The lack of deadlines for The Elephants of Mars allowed Satriani and his bandmates to indulge every musical whim in pursuit of the greatest, weirdest, most grandiose passages they could imagine. To guide their journey, Satriani developed a story for the LP based on its industrial, Nine Inch Nails-esque title track, which is anchored around a sound he describes as "some sort of robotic or alien elephant." This kernel of an idea blossomed into a full narrative, which Satriani hopes to eventually turn into a comic book.

"I was thinking: What if, in the future, the Earth's scientists terraform Mars and turn it into a beautiful, lush garden planet, but unbeknownst to them, they create this race of gigantic sentient elephants?" he says. "And together with the colonists who have been working on Mars, developing all the raw materials for Earth's evil corporations, they decide they're going to have a revolution and make the planet a unique garden planet, and sort of separate and become independent from the corporations that had nefarious ideas about what to do about the planet. And of course, I figured out that the lead revolutionary would have to be a guitar player, and there would be music, and that's how they would communicate somehow."

Watch Joe Satriani's 'The Elephants of Mars' Video

Once Satriani established the story, he and his bandmates were off to the races. "When you get charged with working on an album, of course, you want to do your best and you want to be timely, and you want to follow the direction of the people that are hiring you," he says. "But very often you don't get told, 'Go completely nuts and do whatever you want, and entertain the craziest things you've ever thought of.'"

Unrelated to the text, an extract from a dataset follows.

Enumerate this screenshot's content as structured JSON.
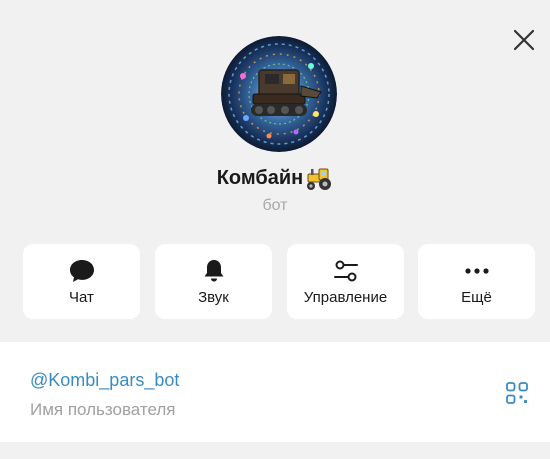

If any idea is fair game, does that mean the Silver Surfer that graced the original Surfing With the Alien cover (and was replaced on the 2019 deluxe reissue due to licensing costs) could make a cameo and help the elephants wrest control of their planet back from Earth's greedy corporate overlords?

"That could be true," Satriani says with a laugh. "However, we would get sued by Marvel, so we don't want to do that."